(15)

 言葉に詰まった僕を見て、セリカはクスリと笑った。


「あ、図星突かれちゃってショックだった? その何ともいえない顔、ユウト君ってホント分かりやすいね」


 いや、そうじゃない!

 リナとリューゴが付き合っていようがいまいが関係ない。

 自分は本気でリナをことを――


「違う! 僕は心からリナのことを心配してるんだ。でなかったら清家さんにわざわざ電話して、リナが無事かどうかなんて確かめないよ!」


 心の中の迷いを打ち消すように、僕はセリカに向かって叫んだ。


 余計なことを考えてはいけない。

 今はただ、リナを救い出すことだけに自分の持つすべての力を注ぐのだ。


 そうやって少しずつ積み重ねていけば、そのうちリナの気持ちも変化してくるはず――


「ふーん、そこまで必死になるんなら、そーゆーことにしといてあげる」

 と、セリカは肩をすくめた。

「で、質問の答えだけど、リナさんはまだ無事みたい。あのお色気ムンムンの魔女のおばさんも手出してないし」


「そう……」

 僕はほっとして、続けて訊いた。

「あの、地図を見る限り、リナは一つ所に留まっているみたいだけど、どこかに移動する気配はない?」


 ヒルダとシャノンがリナを連れて本国ゴートに戻ってしまう――

 それが今、もっとも恐れるべき事態なのだ。


「あれ? 質問は一つじゃなかったっけ。――ま、いっか。魔女もリナさんも女剣士も、今のところはじっとしてるみたい。もちろんこの先どうなるかは私にも分からないけど」


 せっかくアリス(実はリナ)をさらったのにその場から動かないということは、ヒルダの魔力はまだ回復していないのだろうか?

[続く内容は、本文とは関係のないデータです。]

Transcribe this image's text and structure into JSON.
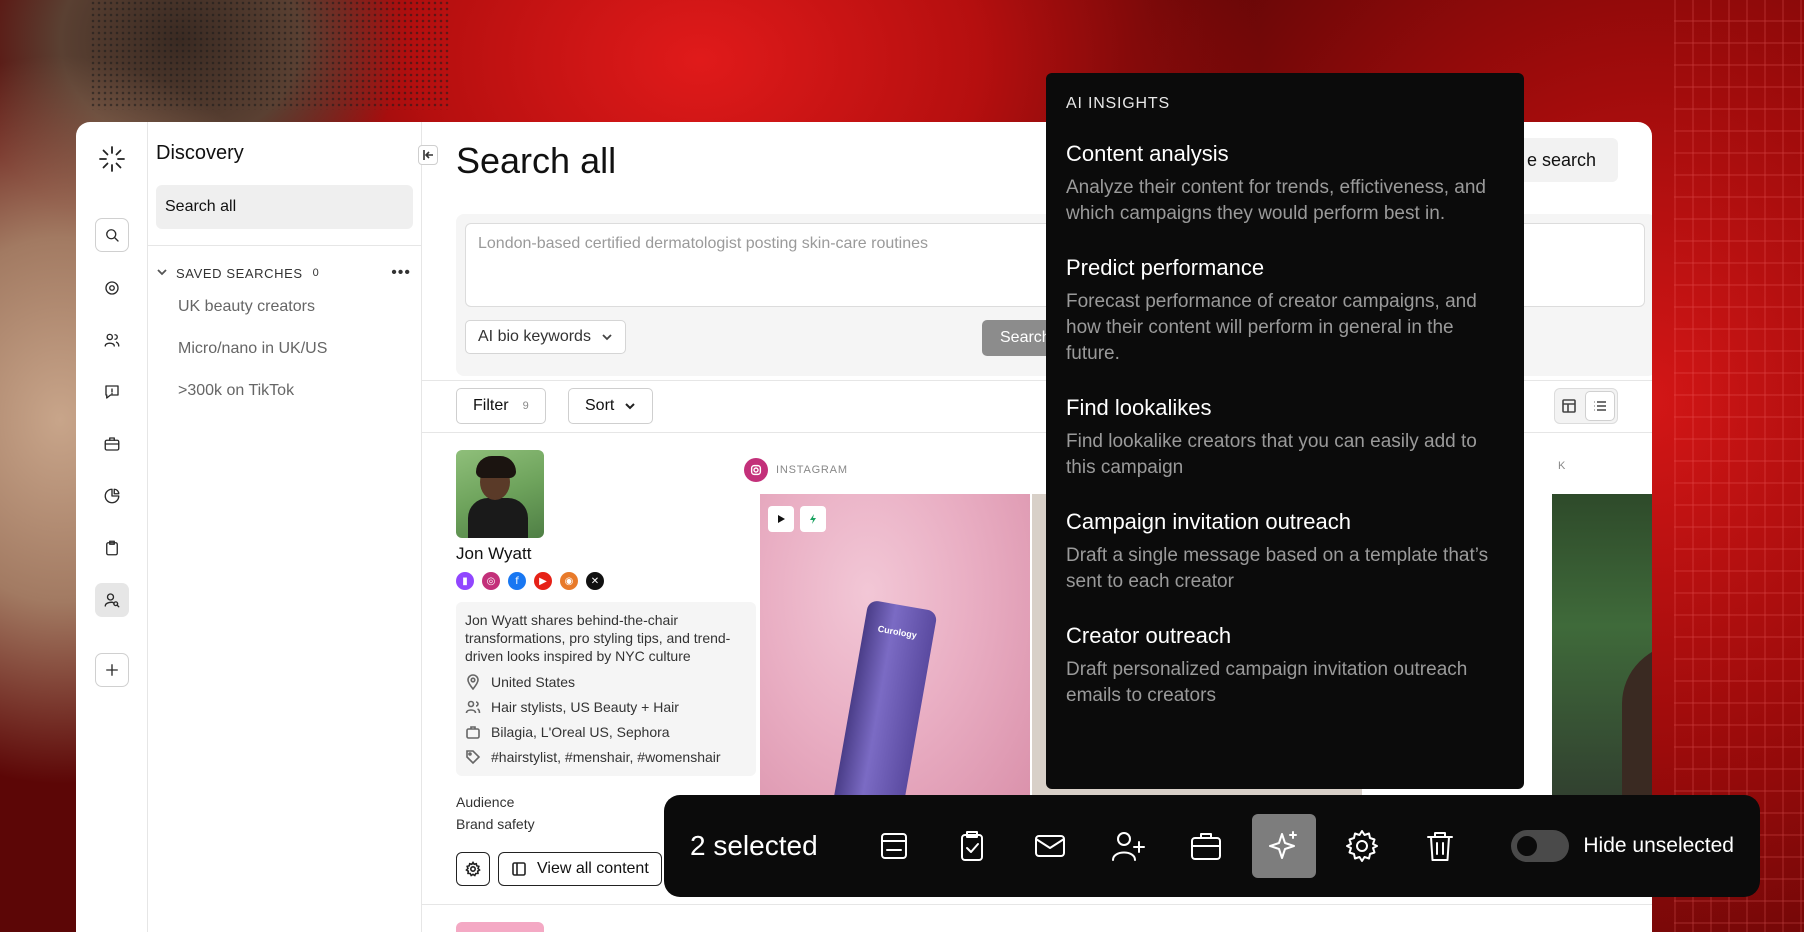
{
  "rail": {
    "items": [
      "search-icon",
      "target-icon",
      "users-icon",
      "chat-icon",
      "briefcase-icon",
      "pie-chart-icon",
      "clipboard-icon",
      "user-search-icon",
      "plus-icon"
    ]
  },
  "sidebar": {
    "title": "Discovery",
    "search_all": "Search all",
    "saved_searches": {
      "label": "SAVED SEARCHES",
      "count": "0",
      "items": [
        "UK beauty creators",
        "Micro/nano in UK/US",
        ">300k on TikTok"
      ]
    }
  },
  "main": {
    "title": "Search all",
    "save_search_label": "e search",
    "query_placeholder": "London-based certified dermatologist posting skin-care routines",
    "mode_label": "AI bio keywords",
    "search_label": "Search",
    "filter_label": "Filter",
    "filter_count": "9",
    "sort_label": "Sort"
  },
  "creator": {
    "name": "Jon Wyatt",
    "bio": "Jon Wyatt shares behind-the-chair transformations, pro styling tips, and trend-driven looks inspired by NYC culture",
    "location": "United States",
    "category": "Hair stylists, US Beauty + Hair",
    "brands": "Bilagia, L'Oreal US, Sephora",
    "tags": "#hairstylist, #menshair, #womenshair",
    "audience": "Audience",
    "brand_safety": "Brand safety",
    "view_content": "View all content",
    "platform_label": "INSTAGRAM",
    "product_text": "Curology",
    "tiktok_label": "K"
  },
  "insights": {
    "heading": "AI INSIGHTS",
    "items": [
      {
        "title": "Content analysis",
        "desc": "Analyze their content for trends, effictiveness, and which campaigns they would perform best in."
      },
      {
        "title": "Predict performance",
        "desc": "Forecast performance of creator campaigns, and how their content will perform in general in the future."
      },
      {
        "title": "Find lookalikes",
        "desc": "Find lookalike creators that you can easily add to this campaign"
      },
      {
        "title": "Campaign invitation outreach",
        "desc": "Draft a single message based on a template that’s sent to each creator"
      },
      {
        "title": "Creator outreach",
        "desc": "Draft personalized campaign invitation outreach emails to creators"
      }
    ]
  },
  "selection": {
    "count_label": "2 selected",
    "tools": [
      "panel-icon",
      "clipboard-check-icon",
      "mail-icon",
      "user-plus-icon",
      "briefcase-icon",
      "sparkle-icon",
      "gear-icon",
      "trash-icon"
    ],
    "active_tool": "sparkle-icon",
    "hide_label": "Hide unselected",
    "hide_enabled": false
  }
}
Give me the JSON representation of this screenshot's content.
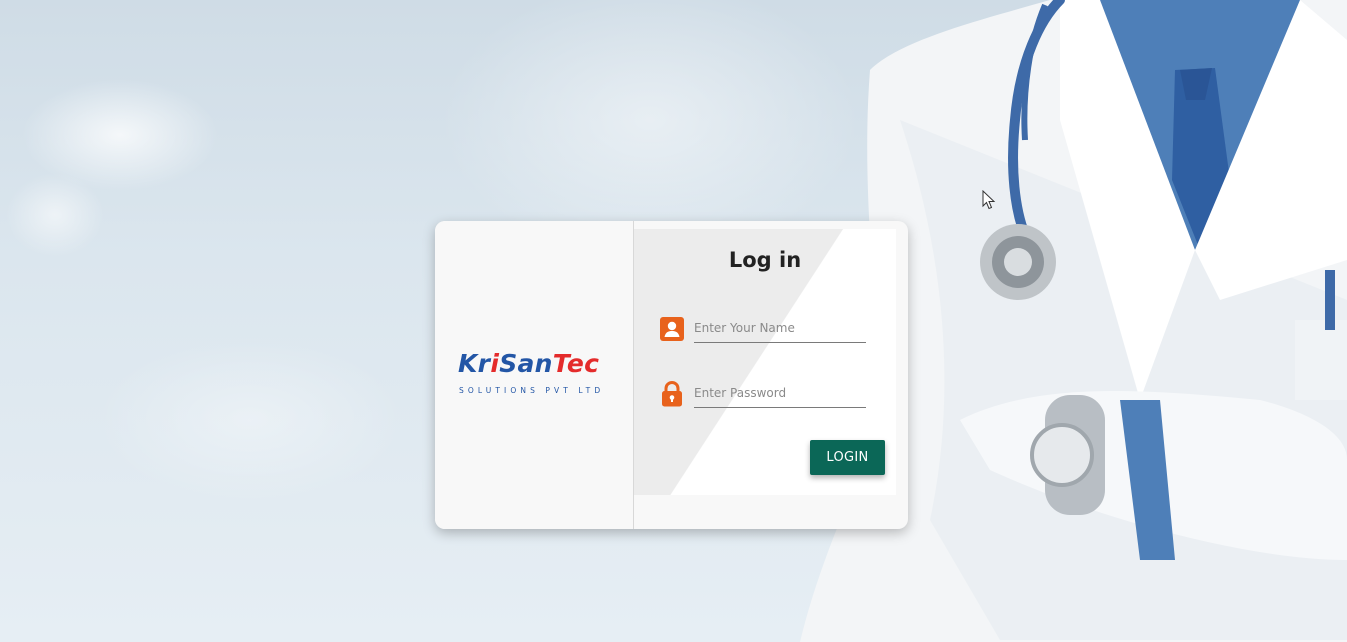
{
  "logo": {
    "part1": "Kr",
    "part2": "i",
    "part3": "San",
    "part4": "Tec",
    "subtitle": "SOLUTIONS PVT LTD",
    "colors": {
      "blue": "#2356a6",
      "red": "#e42b2b"
    }
  },
  "login": {
    "title": "Log in",
    "username_placeholder": "Enter Your Name",
    "username_value": "",
    "password_placeholder": "Enter Password",
    "password_value": "",
    "username_icon": "user-icon",
    "password_icon": "lock-icon",
    "button_label": "LOGIN",
    "button_color": "#0b6757",
    "icon_color": "#e8621c"
  }
}
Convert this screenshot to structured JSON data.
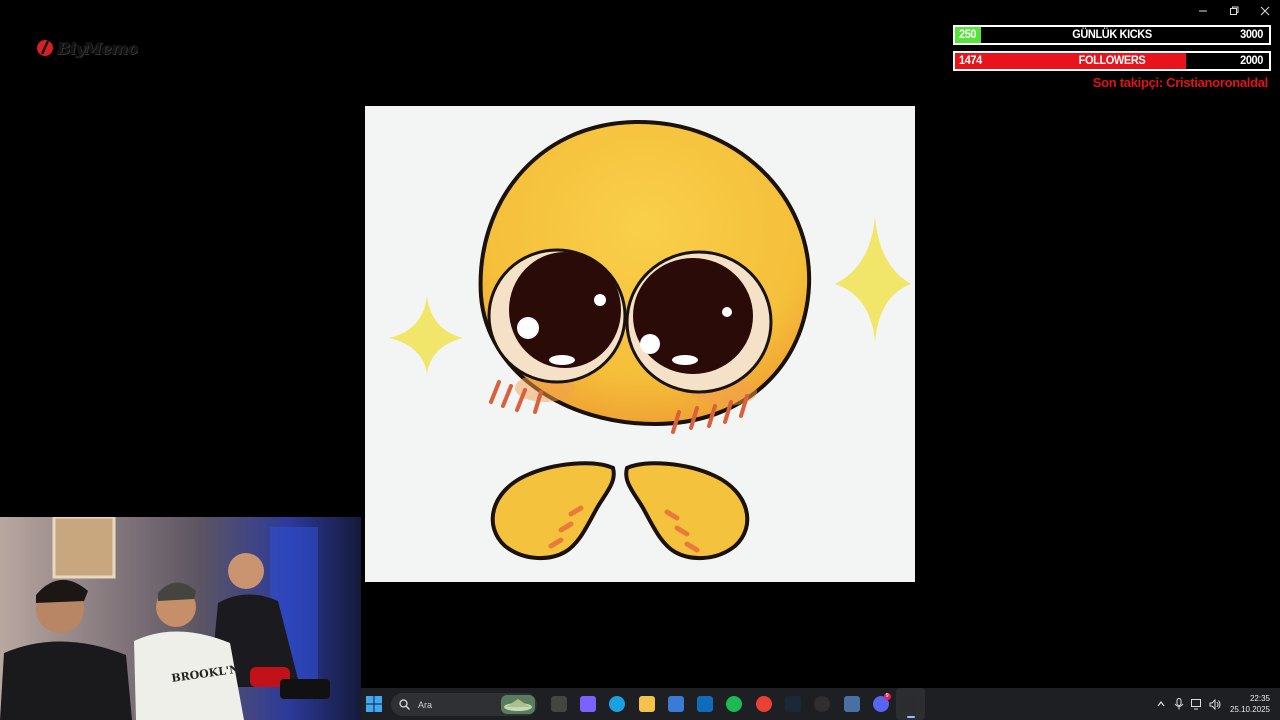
{
  "window": {
    "controls": [
      "minimize-icon",
      "restore-icon",
      "close-icon"
    ]
  },
  "logo": {
    "text": "BiyMemo"
  },
  "overlay": {
    "kicks": {
      "current": "250",
      "label": "GÜNLÜK KICKS",
      "goal": "3000",
      "progress": 0.083,
      "fill_color": "#55e33c"
    },
    "followers": {
      "current": "1474",
      "label": "FOLLOWERS",
      "goal": "2000",
      "progress": 0.737,
      "fill_color": "#e8131b"
    },
    "last_follower": "Son takipçi: Cristianoronaldal"
  },
  "main_image": {
    "subject": "cute-emoji-sticker",
    "colors": {
      "face": "#f6c43f",
      "sparkle": "#f1e56a",
      "background": "#f3f4f4"
    }
  },
  "webcam": {
    "subject": "three-people-streaming"
  },
  "taskbar": {
    "search_placeholder": "Ara",
    "apps": [
      {
        "name": "task-view",
        "color": "#444"
      },
      {
        "name": "copilot",
        "color": "#7b61ff"
      },
      {
        "name": "edge",
        "color": "#1ba1e2"
      },
      {
        "name": "file-explorer",
        "color": "#f2c14e"
      },
      {
        "name": "microsoft-store",
        "color": "#3a7bd5"
      },
      {
        "name": "outlook",
        "color": "#0f6cbd"
      },
      {
        "name": "spotify",
        "color": "#1db954"
      },
      {
        "name": "chrome",
        "color": "#e94235"
      },
      {
        "name": "steam",
        "color": "#1b2838"
      },
      {
        "name": "obs",
        "color": "#302e31"
      },
      {
        "name": "app-grid",
        "color": "#4a6fa5"
      },
      {
        "name": "discord",
        "color": "#5865f2",
        "badge": "9"
      },
      {
        "name": "media-player",
        "color": "#2a2c30",
        "active": true
      }
    ],
    "tray_icons": [
      "chevron-up-icon",
      "microphone-icon",
      "network-icon",
      "volume-icon"
    ],
    "time": "22:35",
    "date": "25.10.2025"
  }
}
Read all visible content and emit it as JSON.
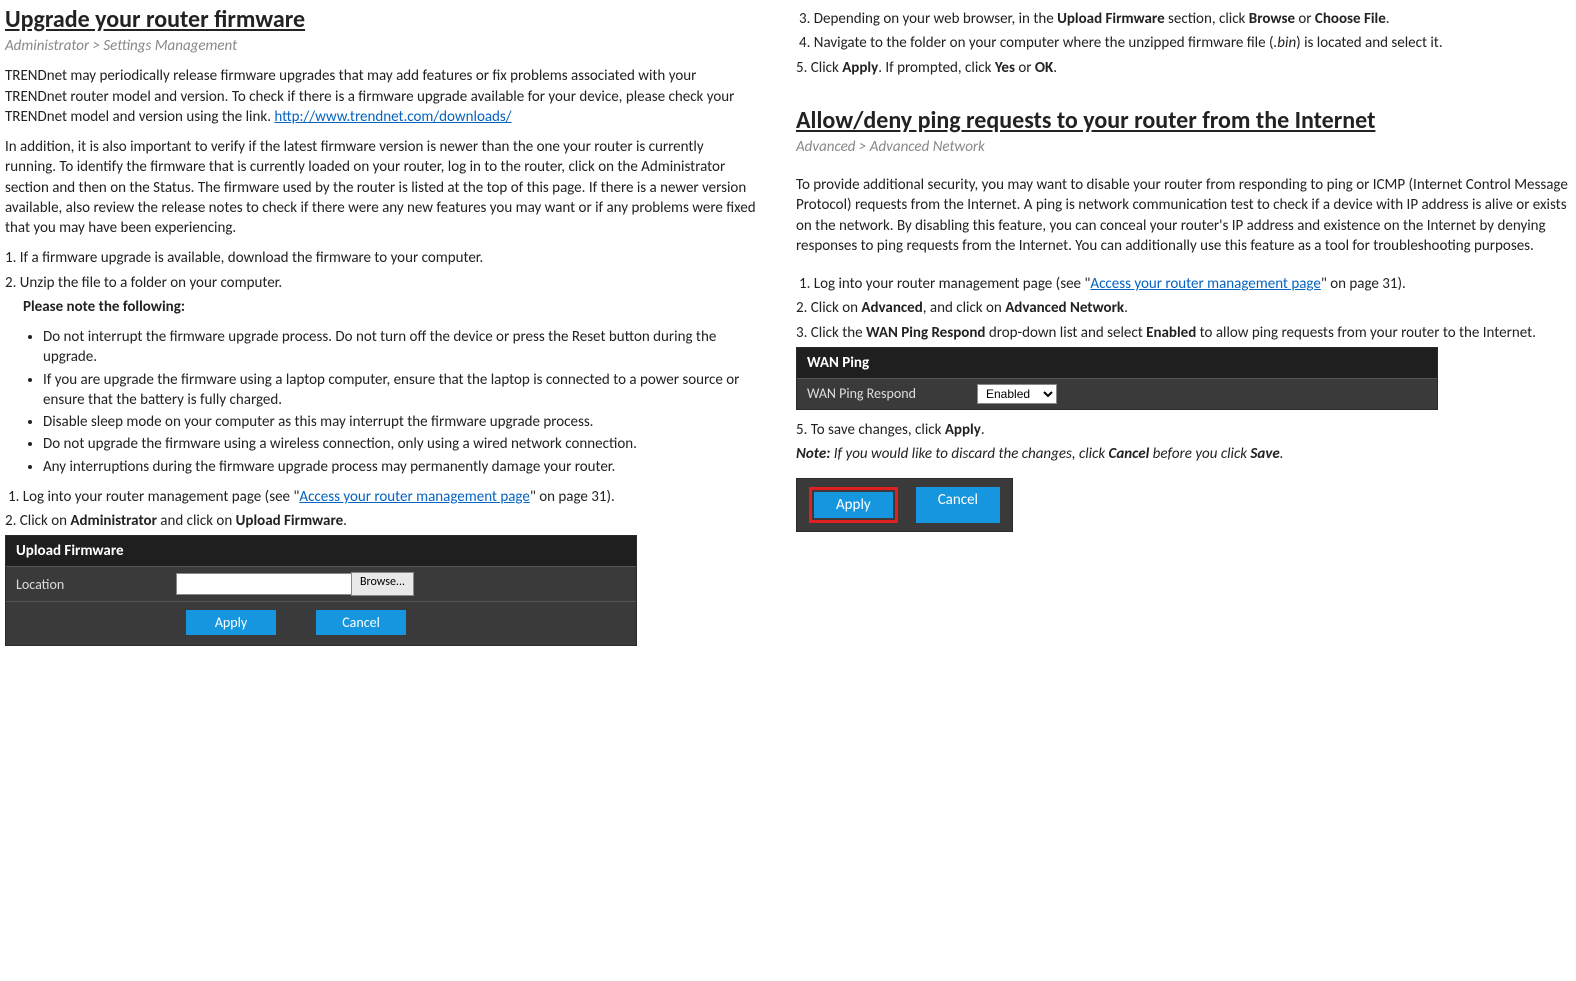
{
  "left": {
    "title": "Upgrade your router firmware",
    "breadcrumb": "Administrator > Settings Management",
    "para1_pre": "TRENDnet may periodically release firmware upgrades that may add features or fix problems associated with your TRENDnet router model and version. To check if there is a firmware upgrade available for your device, please check your TRENDnet model and version using the link. ",
    "link1": "http://www.trendnet.com/downloads/",
    "para2": "In addition, it is also important to verify if the latest firmware version is newer than the one your router is currently running. To identify the firmware that is currently loaded on your router, log in to the router, click on the Administrator section and then on the Status. The firmware used by the router is listed at the top of this page. If there is a newer version available, also review the release notes to check if there were any new features you may want or if any problems were fixed that you may have been experiencing.",
    "step1": "1. If a firmware upgrade is available, download the firmware to your computer.",
    "step2": "2. Unzip the file to a folder on your computer.",
    "note_head": "Please note the following:",
    "bullets": [
      "Do not interrupt the firmware upgrade process. Do not turn off the device or press the Reset button during the upgrade.",
      "If you are upgrade the firmware using a laptop computer, ensure that the laptop is connected to a power source or ensure that the battery is fully charged.",
      "Disable sleep mode on your computer as this may interrupt the firmware upgrade process.",
      "Do not upgrade the firmware using a wireless connection, only using a wired network connection.",
      "Any interruptions during the firmware upgrade process may permanently damage your router."
    ],
    "step1b_pre": "1. Log into your router management page (see \"",
    "step1b_link": "Access your router management page",
    "step1b_post": "\" on page 31).",
    "step2b_pre": "2. Click on ",
    "step2b_b1": "Administrator",
    "step2b_mid": " and click on ",
    "step2b_b2": "Upload Firmware",
    "upload": {
      "title": "Upload Firmware",
      "label": "Location",
      "browse": "Browse...",
      "apply": "Apply",
      "cancel": "Cancel"
    }
  },
  "right": {
    "step3_pre": "3. Depending on your web browser, in the ",
    "step3_b": "Upload Firmware",
    "step3_mid": " section, click ",
    "step3_b2": "Browse",
    "step3_or": " or ",
    "step3_b3": "Choose File",
    "step4_pre": "4. Navigate to the folder on your computer where the unzipped firmware file (",
    "step4_i": ".bin",
    "step4_post": ") is located and select it.",
    "step5_pre": "5. Click ",
    "step5_b1": "Apply",
    "step5_mid": ". If prompted, click ",
    "step5_b2": "Yes",
    "step5_or": " or ",
    "step5_b3": "OK",
    "title2": "Allow/deny ping requests to your router from the Internet",
    "breadcrumb2": "Advanced > Advanced Network",
    "para": "To provide additional security, you may want to disable your router from responding to ping or ICMP (Internet Control Message Protocol) requests from the Internet. A ping is network communication test to check if a device with IP address is alive or exists on the network. By disabling this feature, you can conceal your router's IP address and existence on the Internet by denying responses to ping requests from the Internet. You can additionally use this feature as a tool for troubleshooting purposes.",
    "r_step1_pre": "1. Log into your router management page (see \"",
    "r_step1_link": "Access your router management page",
    "r_step1_post": "\" on page 31).",
    "r_step2_pre": "2. Click on ",
    "r_step2_b1": "Advanced",
    "r_step2_mid": ", and click on ",
    "r_step2_b2": "Advanced Network",
    "r_step3_pre": "3. Click the ",
    "r_step3_b1": "WAN Ping Respond",
    "r_step3_mid": " drop-down list and select ",
    "r_step3_b2": "Enabled",
    "r_step3_post": " to allow ping requests from your router to the Internet.",
    "wanping": {
      "title": "WAN Ping",
      "label": "WAN Ping Respond",
      "value": "Enabled"
    },
    "r_step5_pre": "5. To save changes, click ",
    "r_step5_b": "Apply",
    "note_pre": "Note:",
    "note_i_pre": " If you would like to discard the changes, click ",
    "note_b1": "Cancel",
    "note_i_mid": " before you click ",
    "note_b2": "Save",
    "ac": {
      "apply": "Apply",
      "cancel": "Cancel"
    }
  }
}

 いや、あるいは、何かまた別のよからぬたくらみを企てているのだろうか?


 ――可能性としては、後者の方が大きい気がする。


 なにしろあのヒルダのことだ。

 魔力を吸い取って失禁までさせた僕に対する怒りは、ちょっとやそっとではないはず。

 そんな彼女が、復讐リベンジの機会をうかがわないわけがない。


「だけど――」

 と、セリカは思い悩む僕に向かって言った。 

「あのおばさん魔女はリナさんのことをまだアリス王女だと信じ込んでいるわけでしょう? でも、それが嘘だとバレちゃえばどうでしょうね?」


「あっ!」


 セリカに言われてはっと気がついた。

 これから先、リナの髪と目を金色に染めた魔法の薬の効果が切れたら、その時点で即、王女が実は偽物リナだと露見してしまうではないか。

 もしそうなれば、たとえシャノンでも、ヒルダの魔の手からリナを庇えきれないに違いない。